This story is a real classic of Maori literature, and the bestknown literary work of Mohi Turei. It is reprinted by the kind permission of the Journal of the Polynesian Society, where it first appeared in 1911, in an issue now extremely rare and valuable. The circumstances leading up to Tu-whakairiora's conquest of the Ngati-Ruanuku, some time in the sixteenth century, are told in Colonel Gudgeon's paper, The Maori Tribes of the East Coast of New Zealand, also to be found in the Journal of the Polynesian Society (Vol. IV). The places mentioned in this story may still be found near the East Cape today.—Editor.

Poroumata and his wife Whaene were well born, being descendants of Porourangi. Their tribe was Ngati Ruanuku. The chief clans of the tribe were Horo, Mana, Te Koreke, Te Moko-whakahoihoi, Te Pananehu, and Pohoumauma.
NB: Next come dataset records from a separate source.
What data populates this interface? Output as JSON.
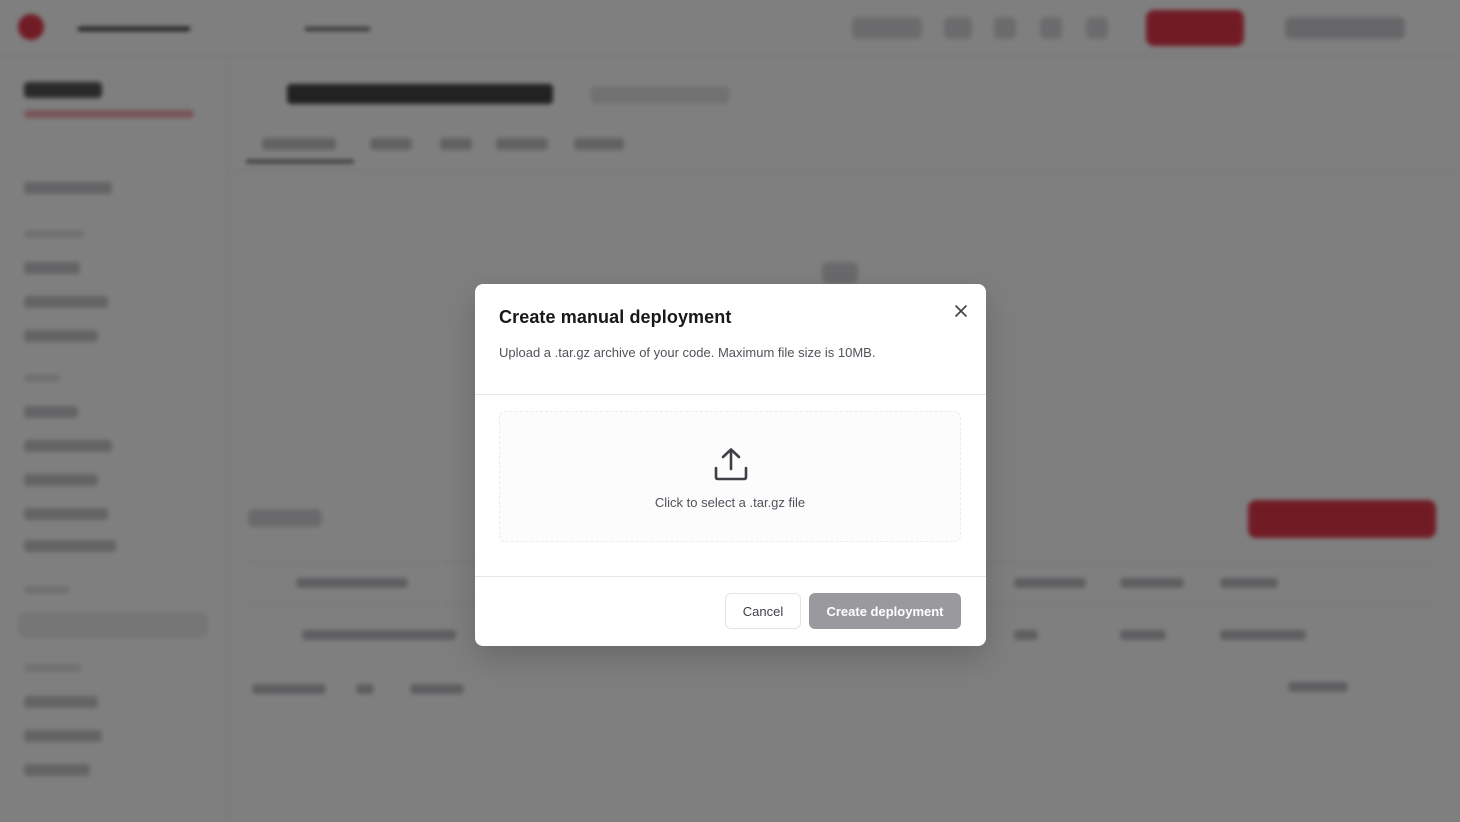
{
  "dialog": {
    "title": "Create manual deployment",
    "description": "Upload a .tar.gz archive of your code. Maximum file size is 10MB.",
    "dropzone": {
      "label": "Click to select a .tar.gz file",
      "icon": "upload-icon"
    },
    "close_icon": "close-icon",
    "buttons": {
      "cancel": "Cancel",
      "create": "Create deployment"
    }
  },
  "colors": {
    "overlay": "rgba(0,0,0,0.5)",
    "accent": "#e3374b",
    "primary_button_disabled": "#9a999d"
  }
}
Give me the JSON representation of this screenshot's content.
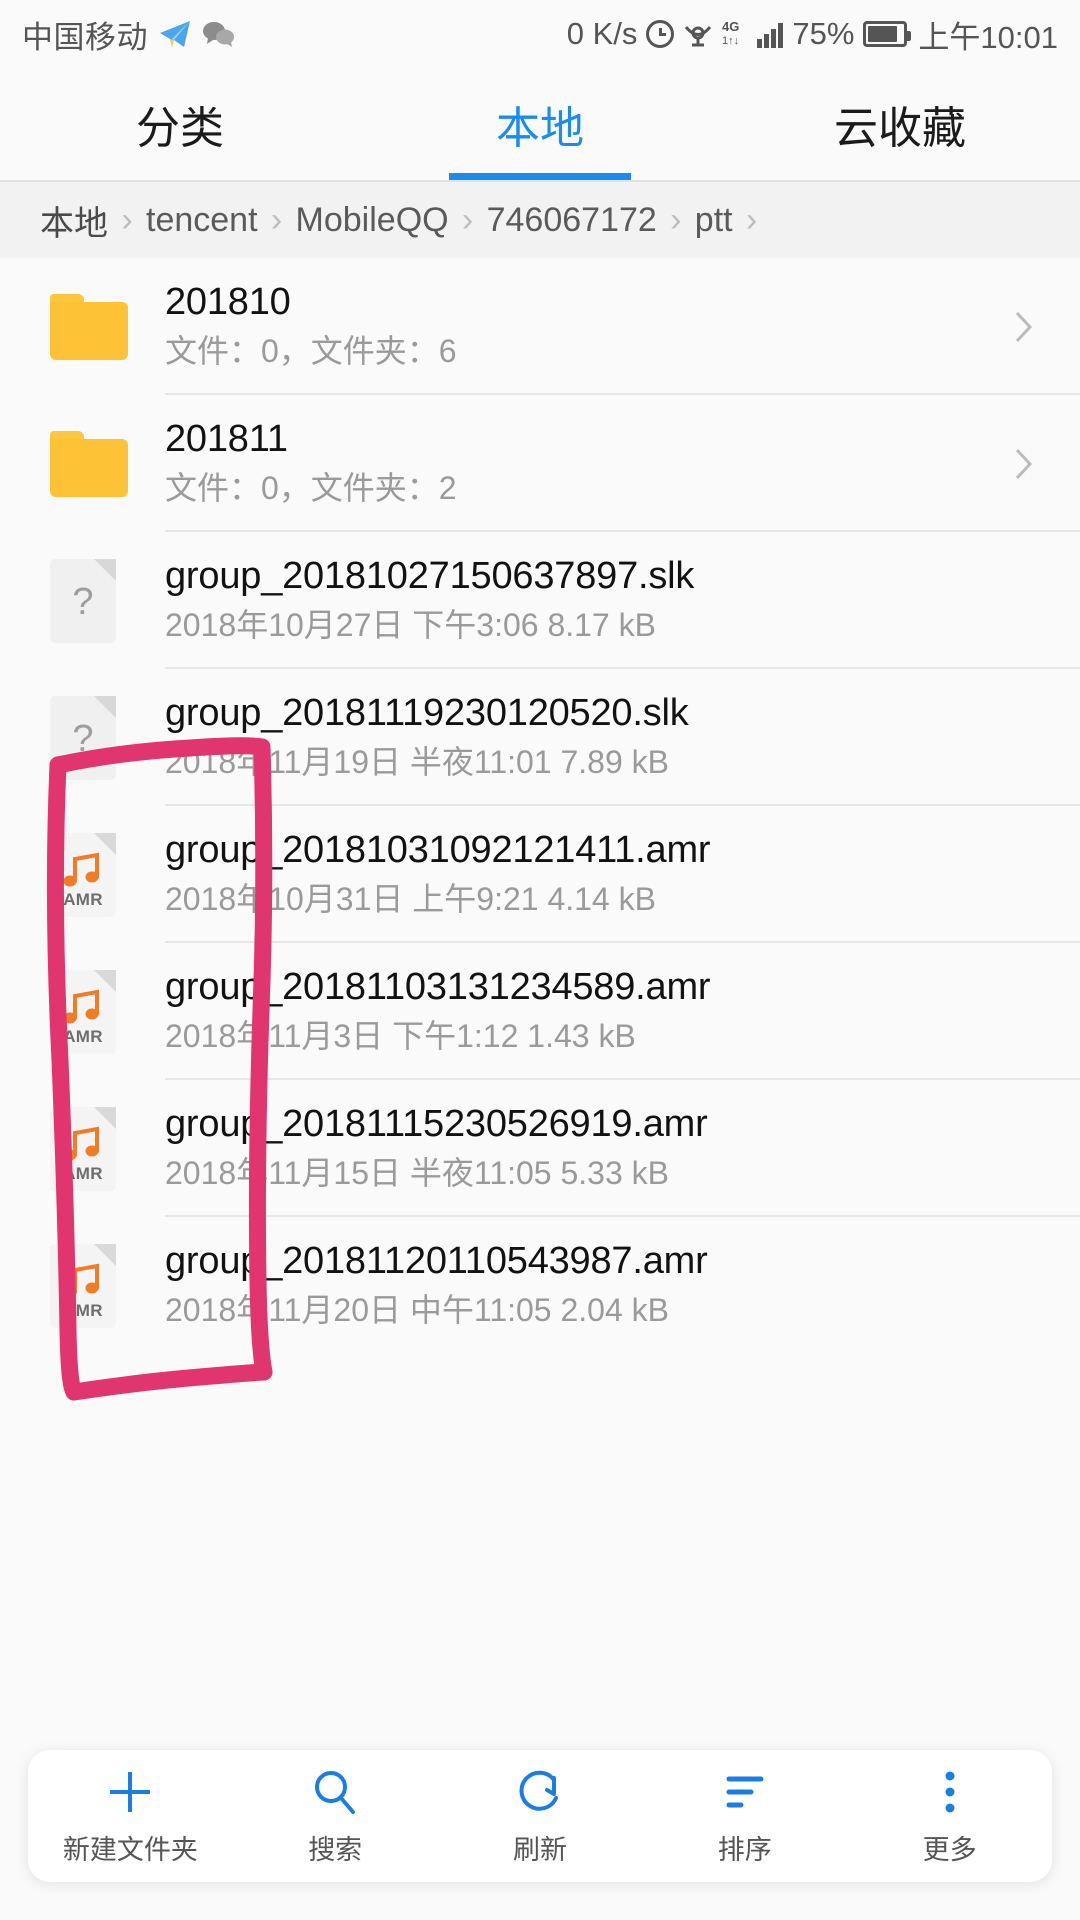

When the tribe procured food, they brought for Poroumata game, fish, and all other kinds of food. When the tribe made a catch of fish, the attendants of Poroumata's pa went to the landing places to fetch the fish day by day; for some time all went well with the fetching then trouble arose. It had come to be the habit for them to take the fish themselves from the thwarts: the fish that were left they cut off the tails, the belly-fat, and the heads of the hapuku. * His sons had been taking part it this business; for himself, he knew nothing of it; he cherished only kindly feelings for the tribe.

The tribe laid a plot to slay Poroumata. One night he looked at the clouds beyond the crayfish beds, resting close and compact, at the Milky Way and the Magellan Clouds, at the flakes of mist running together and settling in masses on the mountains. He said: ‘It will

*These were the choice portions of the hapuku.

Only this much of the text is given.